Private Equity Logic
Both points read outdated in a marketplace where Netflix offers more than 50 exclusive mobile games and is developing a major-publisher-type console game. Also, Sony-owned anime streamer Crunchyroll just announced a similar mobile gaming strategy to Netflix. Deputies of Disney CEO Robert Iger are advocating for a deal to buy Electronic Arts and pivot Disney’s business “from gaming licensee to gaming giant.” As I wrote on Thursday, gaming is now a key sales pitch to Warner Bros. Discovery investors because of its EBITDA ($400 million over three years), its 11 “world class studios” and “unique position” as both a developer and publisher of games.
The new market reality for media companies is that "creative verticals with unique content" now need to put out more than just movies and TV shows to capture subscribers. Malone's rationale misses that and therefore reflects the ultimate problem with the logic of pushing for corporate “synergies” in this marketplace: Synergies either solve for distribution or they solve for DTC but they do not solve for both.

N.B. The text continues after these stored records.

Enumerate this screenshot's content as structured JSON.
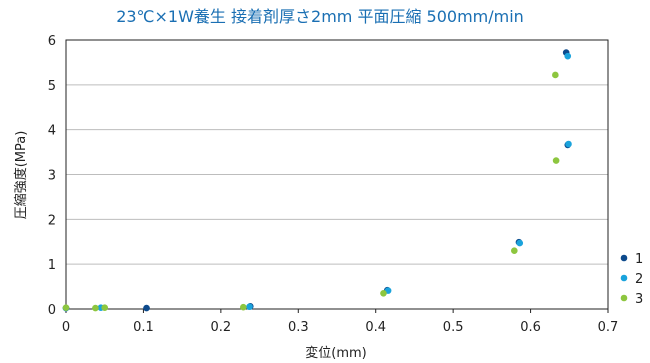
{
  "chart_data": {
    "type": "scatter",
    "title": "23℃×1W養生 接着剤厚さ2mm 平面圧縮 500mm/min",
    "xlabel": "変位(mm)",
    "ylabel": "圧縮強度(MPa)",
    "xlim": [
      0,
      0.7
    ],
    "ylim": [
      0,
      6
    ],
    "xticks": [
      0,
      0.1,
      0.2,
      0.3,
      0.4,
      0.5,
      0.6,
      0.7
    ],
    "xtick_labels": [
      "0",
      "0.1",
      "0.2",
      "0.3",
      "0.4",
      "0.5",
      "0.6",
      "0.7"
    ],
    "yticks": [
      0,
      1,
      2,
      3,
      4,
      5,
      6
    ],
    "ytick_labels": [
      "0",
      "1",
      "2",
      "3",
      "4",
      "5",
      "6"
    ],
    "grid": "horizontal",
    "legend": "right",
    "series": [
      {
        "name": "1",
        "color": "#0d4a8c",
        "points": [
          [
            0,
            0.02
          ],
          [
            0.104,
            0.02
          ],
          [
            0.238,
            0.06
          ],
          [
            0.415,
            0.42
          ],
          [
            0.585,
            1.49
          ],
          [
            0.648,
            3.66
          ],
          [
            0.646,
            5.72
          ]
        ]
      },
      {
        "name": "2",
        "color": "#1aa3dc",
        "points": [
          [
            0,
            0.02
          ],
          [
            0.045,
            0.03
          ],
          [
            0.237,
            0.05
          ],
          [
            0.416,
            0.41
          ],
          [
            0.586,
            1.47
          ],
          [
            0.649,
            3.68
          ],
          [
            0.648,
            5.64
          ]
        ]
      },
      {
        "name": "3",
        "color": "#8dc63f",
        "points": [
          [
            0,
            0.03
          ],
          [
            0.038,
            0.02
          ],
          [
            0.05,
            0.03
          ],
          [
            0.229,
            0.04
          ],
          [
            0.41,
            0.35
          ],
          [
            0.579,
            1.3
          ],
          [
            0.633,
            3.31
          ],
          [
            0.632,
            5.22
          ]
        ]
      }
    ]
  }
}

To rephrase this point in terms of earnings before interest, taxes and debt (EBITDA), the best use of earnings could be to pay down debt with steady but declining cash flows from a bundle of cable networks. Or, the best use of available cash could be to invest in creative verticals that succeed across third-party distribution platforms or first-party streaming and gaming platforms. But investors are increasingly struggling to understand why a media company needs to leverage EBITDA for both approaches simultaneously, something Warner Bros. Discovery management learned from its 17% decline in stock price after its earnings call last week.
Something’s Got To Give
Malone predicted that media companies who have balance sheets with “a lot of reasonably near term maturities” in debt “are going to be in trouble.” Therefore, “historically the right thing for a business to do in distress is survive, and if they can take advantage of the distress, focus on what they do with their free cash flow, what they do with dry powder and try and figure out how to take advantage of distress because out of distress usually comes the reduction and competition, increased pricing power, and the opportunity to buy assets at a deep discount.”

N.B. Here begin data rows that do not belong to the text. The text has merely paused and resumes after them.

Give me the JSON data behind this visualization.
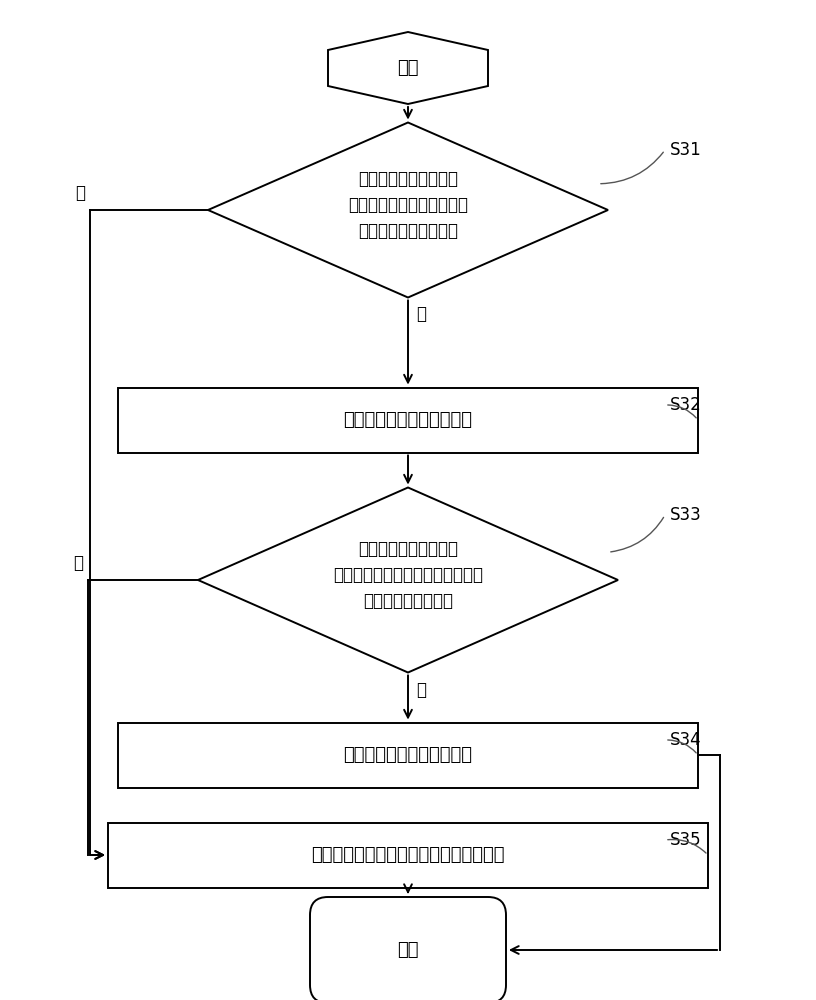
{
  "bg_color": "#ffffff",
  "line_color": "#333333",
  "text_color": "#000000",
  "start_label": "开始",
  "end_label": "结束",
  "diamond1_label": "判断车地通信原始数据\n的数值是否在车地通信原始\n数据的基础取值范围内",
  "box1_label": "确定车地通信原始数据异常",
  "diamond2_label": "判断车地通信原始数据\n的数值是否在车地通信原始数据的\n通信正常取值范围内",
  "box2_label": "确定车地通信原始数据正常",
  "box3_label": "确定车地通信原始数据存在潜在故障风险",
  "tag1": "S31",
  "tag2": "S32",
  "tag3": "S33",
  "tag4": "S34",
  "tag5": "S35",
  "yes_label": "是",
  "no_label": "否",
  "font_size": 13,
  "font_size_small": 12,
  "font_size_tag": 12,
  "lw": 1.4
}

From a private equity standpoint, this approach makes a ton of sense. Synergies across mature businesses create shareholder value and cash flow by cutting costs against slow or slowed revenues. But, from a DTC growth model perspective, Malone's perspective is self-defeating. As Netflix and Crunchyroll have proven, growth in the DTC model requires both a consumer first, retail first relationship with the consumer and the resources and abilities to evolve that relationship in real time. EBITDA needs to be allocated toward that objective, and arguably only toward synergies across DTC businesses in order to drive growth. Both cannot be pursued simultaneously.
This points to what may be the biggest flaw in Malone’s thinking: It becomes harder to evolve growth businesses as EBITDA is spread across contradictory business objectives. To Warner Bros. Discovery management, “Games will be even more important to our fans in the future” and “a critical differentiator and a real growth opportunity.” It is crucial to the DTC business. But, to Malone, its $400 million in EBITDA over the past three years is a source of “dry powder” to take advantage of “the opportunity to buy assets at a deep discount” in the next two years.
Is that the best use of cash for shareholder value as sophisticated offerings like Netflix and Crunchyroll find growth while Max lost 2.7 million subscribers over the past two quarters? The answer at Warner Bros. Discovery, Netflix and Crunchyroll seems to be "No."